Competition molds people and markets into better shape physically, financially, and behaviorally. If you agree, then I recommend tapping into the mechanisms of competition by perfecting the process of securing capital. Specifically, find an alternative to your bankers and start dancing with more investors.
Equity investors play an important role in not only securing deals but with providing quick funding when unexpected financial deadlines occur. Banks, on the other hand, move slowly and their delays can affect the viability of a deal.
Like dancing partners, both builder and investor should work in synch without stepping on each other’s toes. A winning combination can yield great growth opportunities for your company and financial returns for your investors. Just as with designing, estimating, and production, winning over investors can be planned and executed. Most large builders already have teams of people dedicated to analyzing their financial needs and courting investors. Small- and medium-sized builders also must dedicate time and attention toward building their available financing sources within their capital stack.

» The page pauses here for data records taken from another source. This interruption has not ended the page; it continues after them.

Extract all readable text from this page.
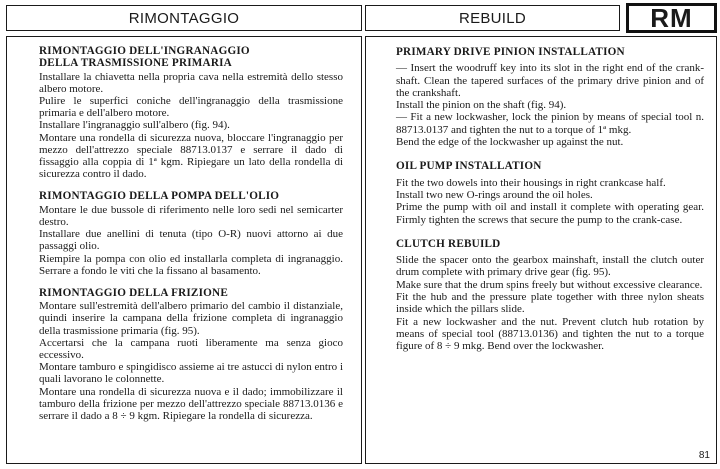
RIMONTAGGIO	REBUILD	RM
RIMONTAGGIO DELL'INGRANAGGIO
DELLA TRASMISSIONE PRIMARIA

Installare la chiavetta nella propria cava nella estremità dello stesso albero motore.

Pulire le superfici coniche dell'ingranaggio della trasmissione primaria e dell'albero motore.

Installare l'ingranaggio sull'albero (fig. 94).

Montare una rondella di sicurezza nuova, bloccare l'ingranaggio per mezzo dell'attrezzo speciale 88713.0137 e serrare il dado di fissaggio alla coppia di 1ª kgm. Ripiegare un lato della rondella di sicurezza contro il dado.

RIMONTAGGIO DELLA POMPA DELL'OLIO

Montare le due bussole di riferimento nelle loro sedi nel semicarter destro.

Installare due anellini di tenuta (tipo O-R) nuovi attorno ai due passaggi olio.

Riempire la pompa con olio ed installarla completa di ingranaggio. Serrare a fondo le viti che la fissano al basamento.

RIMONTAGGIO DELLA FRIZIONE

Montare sull'estremità dell'albero primario del cambio il distanziale, quindi inserire la campana della frizione completa di ingranaggio della trasmissione primaria (fig. 95).

Accertarsi che la campana ruoti liberamente ma senza gioco eccessivo.

Montare tamburo e spingidisco assieme ai tre astucci di nylon entro i quali lavorano le colonnette.

Montare una rondella di sicurezza nuova e il dado; immobilizzare il tamburo della frizione per mezzo dell'attrezzo speciale 88713.0136 e serrare il dado a 8 ÷ 9 kgm. Ripiegare la rondella di sicurezza.

PRIMARY DRIVE PINION INSTALLATION

— Insert the woodruff key into its slot in the right end of the crank-shaft. Clean the tapered surfaces of the primary drive pinion and of the crankshaft.

Install the pinion on the shaft (fig. 94).

— Fit a new lockwasher, lock the pinion by means of special tool n. 88713.0137 and tighten the nut to a torque of 1ª mkg.

Bend the edge of the lockwasher up against the nut.

OIL PUMP INSTALLATION

Fit the two dowels into their housings in right crankcase half.

Install two new O-rings around the oil holes.

Prime the pump with oil and install it complete with operating gear. Firmly tighten the screws that secure the pump to the crank-case.

CLUTCH REBUILD

Slide the spacer onto the gearbox mainshaft, install the clutch outer drum complete with primary drive gear (fig. 95).

Make sure that the drum spins freely but without excessive clearance.

Fit the hub and the pressure plate together with three nylon sheats inside which the pillars slide.

Fit a new lockwasher and the nut. Prevent clutch hub rotation by means of special tool (88713.0136) and tighten the nut to a torque figure of 8 ÷ 9 mkg. Bend over the lockwasher.

81
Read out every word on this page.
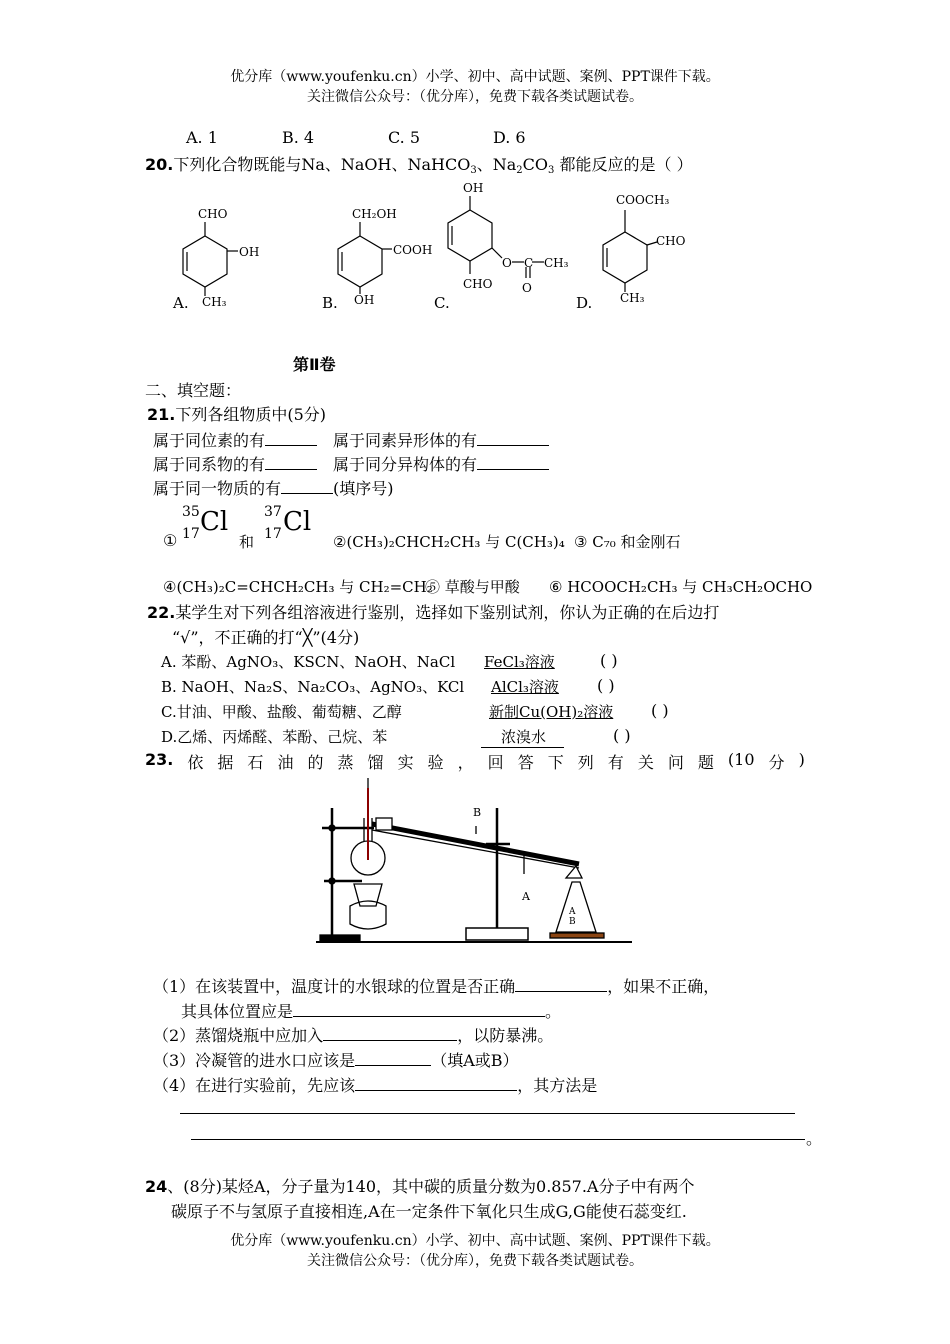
优分库（www.youfenku.cn）小学、初中、高中试题、案例、PPT课件下载。
关注微信公众号：（优分库），免费下载各类试题试卷。
A. 1	B. 4	C. 5	D. 6
20.下列化合物既能与Na、NaOH、NaHCO$_3$、$Na_2CO_3$ 都能反应的是（ ）
CHO
OH
CH₃
CH₂OH
COOH
OH
OH
CHO
O C
O
CH₃
COOCH₃
CHO
CH₃
A.	B.	C.	D.
第Ⅱ卷
二、填空题：
21.下列各组物质中(5分)
属于同位素的有	属于同素异形体的有
属于同系物的有	属于同分异构体的有
属于同一物质的有	(填序号)
①
35
17 Cl
和
37
17 Cl
②(CH₃)₂CHCH₂CH₃ 与 C(CH₃)₄ ③ C₇₀ 和金刚石
④(CH₃)₂C=CHCH₂CH₃ 与 CH₂=CH₂
⑤ 草酸与甲酸 ⑥ HCOOCH₂CH₃ 与 CH₃CH₂OCHO
22.某学生对下列各组溶液进行鉴别，选择如下鉴别试剂，你认为正确的在后边打
“√”，不正确的打“╳”(4分)
A. 苯酚、AgNO₃、KSCN、NaOH、NaCl FeCl₃溶液	( )
B. NaOH、Na₂S、Na₂CO₃、AgNO₃、KCl AlCl₃溶液 ( )
C.甘油、甲酸、盐酸、葡萄糖、乙醇	新制Cu(OH)₂溶液 ( )
D.乙烯、丙烯醛、苯酚、己烷、苯	浓溴水	( )
23. 依 据 石 油 的 蒸 馏 实 验 ， 回 答 下 列 有 关 问 题 (10 分 )
B
A
A
B
（1）在该装置中，温度计的水银球的位置是否正确	，如果不正确，
其具体位置应是	。
（2）蒸馏烧瓶中应加入	，以防暴沸。
（3）冷凝管的进水口应该是	（填A或B）
（4）在进行实验前，先应该	，其方法是
。
24、(8分)某烃A，分子量为140，其中碳的质量分数为0.857.A分子中有两个
碳原子不与氢原子直接相连,A在一定条件下氧化只生成G,G能使石蕊变红.
优分库（www.youfenku.cn）小学、初中、高中试题、案例、PPT课件下载。
关注微信公众号：（优分库），免费下载各类试题试卷。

Set aside two to three hours every week for raising capital. Dedicate resources to finding equity partners. Most equity relationships develop through referrals and word of mouth.
Remember, competition is your friend in a recovering market. If you cannot perform the functions required to secure diverse funding sources, then find assistance so that you can.
The steps for finding potential investors are as follows:
• Conduct research and find banks, equity funds, friends, and family that can provide capital. Work with trusted advisors such as insurance brokers, attorneys, and CPAs to meet potential equity partners.
• Make sure you are on the same playing field. Risk and reward expectations must be aligned or fairly close.
• Do not immediately reject equity investors who require 15-to 25-percent returns. They may be providing just a small percentage of capital, but their investment will diversify your source of funds. Additionally, they can backstop any disputes you might have with your other sources of capital.
Preparing for the Investor
The New Dance Rules
Builders must acknowledge that new ground rules have become glaringly obvious in the capital arena. My clients and I have endured endless disasters since 2007, running the gauntlet of equity deals, bank loans, and builder equity capital restructuring. This article is too short to explain why the capital landscape has changed, so trust me on this. I can refer you to many builders who will attest to these points:
- Diversify your source of funds to three or more at all times.
- Do not agree to syndicated lines of credit with two or three banks unless you are very sure of your terms and how the lead bank functions.
- Do not put all your operating capital in the same bank that is holding your loans.
Relying on winning that handshake deal after a round of golf won’t cut it these days for securing capital. This task requires preparing an investor package that will properly communicate your opportunity and capabilities to financiers. Have a leader—whether it is you or a collaborative effort with a funding professional—to help you create professional cash flows and projections. You must be able to prove with your own facts that your deal will produce the results you are promoting. Many of us know metrics in our heads, and we can rough out deals on napkins. But if you want a third party to jump in, formalize and backup your assumptions.
After producing a number of investor packages, my clients and I have been complimented most often on investor packages that followed this outline:
1. Submarket conditions (market comps matter).
2. Overview of the company’s financial condition
3. Investment summary
4. Key issues facing the firm and where opportunities exist
Information needs to be concise and to the point. Investors look at massive amounts of data and deals. So keep your executive summary to two pages followed by the detailed schedule mentioned above. Explain very directly why any investor should care to be involved with you and your company.
Exhibits at the back of the package should be used to present descriptions about the firm’s foundational skills and abilities. Doing so allows you to provide due diligence-type details without distracting from the pressing issues of the deal you are selling. Typically, I like to put in a historical overview of the company, key operating metrics, and additional market data that involves the surrounding markets. I’ll also include a comparative summary relative to other housing markets (for example, why Denver rocks and St. Louis is slowly recovering).
Make sure in the introduction that you specifically ask for what you want. Don’t beat around the bush. Go for it! Show clearly that you know what you need, when you need it, and how this investment will best fit your operational goals. Don’t waste investors’ time or yours by being unprepared and unprofessional.
Step, Step, Turn
Perhaps the most important principle of courting investors and grasping deal structures is this one: Don’t rule out working with an investor by making assumptions that are not factually based. For example, in Table 1, if the builder compares the perceived cost of capital against the actual cost, he can see that partnering with an equity investor is cheaper than he initially thought. The cost of capital is less expensive because the investor diversifies the risk assumed by the builder. Even though the investor is commanding a higher rate of return, the cost of money is lower than bank debt because the investor is taking a smaller portion of the total funding.